Why is it important for Elementa articles to be machine-intelligible?

Stuart Shieber
Stuart Shieber, James O. Welch, Jr. and Virginia B. Welch Professor of Computer Science, Harvard University.

“Text-mining articles within the context of a body of articles can expedite new discoveries”

Elementa is open access, and open data.  It is accessible through a number of machine as well as human-intelligible formats. For readers to be able to access articles through a variety of hand-held devices, content is available in EPUB3, PDF, HTML, and Mobipocket. To be machine-intelligible, it is also available in XML and JSON.

We spoke to Stuart Shieber, James O. Welch, Jr. and Virginia B. Welch Professor of Computer Science at Harvard who explained the importance of machine-intelligibility in the context of text-mining.

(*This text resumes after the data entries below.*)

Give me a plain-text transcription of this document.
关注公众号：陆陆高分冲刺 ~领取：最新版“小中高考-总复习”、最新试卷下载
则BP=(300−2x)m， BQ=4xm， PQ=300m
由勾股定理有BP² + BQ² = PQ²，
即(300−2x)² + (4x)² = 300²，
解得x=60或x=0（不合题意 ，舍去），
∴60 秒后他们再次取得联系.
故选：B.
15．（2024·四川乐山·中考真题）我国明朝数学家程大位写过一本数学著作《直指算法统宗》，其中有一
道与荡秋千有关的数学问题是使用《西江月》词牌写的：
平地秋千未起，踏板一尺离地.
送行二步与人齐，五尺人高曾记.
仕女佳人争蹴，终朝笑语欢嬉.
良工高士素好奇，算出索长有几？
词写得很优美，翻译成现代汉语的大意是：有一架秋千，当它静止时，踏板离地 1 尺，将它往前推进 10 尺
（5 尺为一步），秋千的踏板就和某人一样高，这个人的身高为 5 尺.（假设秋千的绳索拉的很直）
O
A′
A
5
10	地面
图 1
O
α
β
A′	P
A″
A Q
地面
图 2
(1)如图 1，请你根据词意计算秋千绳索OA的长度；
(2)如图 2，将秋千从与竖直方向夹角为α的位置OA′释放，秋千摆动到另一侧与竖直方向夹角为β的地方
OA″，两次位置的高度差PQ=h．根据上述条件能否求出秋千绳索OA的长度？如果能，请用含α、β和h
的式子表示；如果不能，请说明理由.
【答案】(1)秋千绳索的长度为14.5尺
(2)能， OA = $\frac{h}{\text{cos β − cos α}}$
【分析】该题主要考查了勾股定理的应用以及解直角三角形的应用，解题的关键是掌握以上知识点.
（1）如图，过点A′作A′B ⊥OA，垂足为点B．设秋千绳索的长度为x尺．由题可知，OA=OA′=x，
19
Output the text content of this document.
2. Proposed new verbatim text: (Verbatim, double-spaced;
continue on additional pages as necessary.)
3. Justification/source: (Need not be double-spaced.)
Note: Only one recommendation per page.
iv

There are three primary reasons for the importance of machine intelligibility; firstly, it allows researchers to text-mine within their subject areas in a specific way. Disciplines that have had data available for text mining have progressively found new ways to make use of it. Text-mining articles within the context of a body of articles can expedite new discoveries. For example, searching for genes that are mentioned together in a body of articles can help detect otherwise undiscovered relationships.

Secondly, open, machine-intelligible content enables researchers to develop new methods of language processing and computer reading. Computer scientists and text miners can make new discoveries when they have a corpus of data, and new analytic methods can be discovered. Although in some cases, large amounts of data have been made available, raw data provided through XML facilitates new methods of text mining far more efficiently and flexibly.

Thirdly, text mining can inform public policy. For instance, funding bodies have the potential to identify research generated from their funding through open, machine-readable data.

In order to facilitate data deposit, Elementa has established a partnership with Dryad, an international repository of data underlying peer-reviewed articles in the basic and applied sciences.